A river landscape with a waterfall, c. 1660
Jacob van Ruisdael·1660
Historical Context
A River Landscape with a Waterfall of around 1660, now at the Phoenix Art Museum, is a van Ruisdael waterfall composition that reached American collections through the active nineteenth and twentieth-century market for Dutch Golden Age painting. The Phoenix Art Museum, founded in 1959 in one of America's newer major cities, built its European collections through strategic purchasing that sought to represent the full range of Western painting history. Van Ruisdael's dramatic cascade paintings found American collectors particularly receptive from the Gilded Age onward, when industrialists who saw themselves transforming the American landscape found in his vision of natural power a resonant artistic precedent.
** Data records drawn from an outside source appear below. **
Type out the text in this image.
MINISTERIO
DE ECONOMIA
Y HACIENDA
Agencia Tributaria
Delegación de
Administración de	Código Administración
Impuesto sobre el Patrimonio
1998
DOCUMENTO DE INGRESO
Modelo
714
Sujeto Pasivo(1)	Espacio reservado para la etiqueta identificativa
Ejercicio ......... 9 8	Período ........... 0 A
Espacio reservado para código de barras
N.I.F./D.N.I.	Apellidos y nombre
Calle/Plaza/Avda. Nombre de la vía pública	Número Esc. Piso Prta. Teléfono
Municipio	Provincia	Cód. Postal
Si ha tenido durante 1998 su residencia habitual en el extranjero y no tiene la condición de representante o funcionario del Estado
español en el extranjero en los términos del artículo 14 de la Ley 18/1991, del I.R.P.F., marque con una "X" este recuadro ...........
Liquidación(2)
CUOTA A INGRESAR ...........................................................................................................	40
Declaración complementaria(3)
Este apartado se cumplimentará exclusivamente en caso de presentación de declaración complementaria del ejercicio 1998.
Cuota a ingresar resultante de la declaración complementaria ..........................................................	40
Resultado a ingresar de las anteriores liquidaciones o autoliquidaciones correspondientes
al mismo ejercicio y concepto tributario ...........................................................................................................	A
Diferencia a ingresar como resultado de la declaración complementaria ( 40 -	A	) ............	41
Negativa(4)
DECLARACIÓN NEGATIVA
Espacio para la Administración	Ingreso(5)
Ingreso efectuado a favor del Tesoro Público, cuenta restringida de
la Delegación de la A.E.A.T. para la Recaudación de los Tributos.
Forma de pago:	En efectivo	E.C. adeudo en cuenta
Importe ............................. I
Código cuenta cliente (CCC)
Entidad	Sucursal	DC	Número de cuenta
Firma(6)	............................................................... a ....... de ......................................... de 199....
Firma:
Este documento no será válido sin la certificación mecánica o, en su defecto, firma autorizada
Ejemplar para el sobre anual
The painting demonstrates that his waterfall compositions lost nothing in translation across an ocean and three centuries.
Technical Analysis
The waterfall provides the composition's dynamic center, with the river extending into the landscape. Ruisdael's atmospheric handling creates depth and movement throughout the scene.
Look Closer
- ◆The waterfall's surface breaks into distinct visual zones: smooth lip where water accelerates, churning middle, mist at the base.
- ◆Birch or aspen trees on the rocky bank have their characteristic white bark rendered in vertical strokes of pale grey.
- ◆The cascade's left bank boulders — wet, mossy, dry — are differentiated through varied paint handling.
- ◆A wooden structure partially visible at the edge places the imaginary cascade within the Dutch context of water management.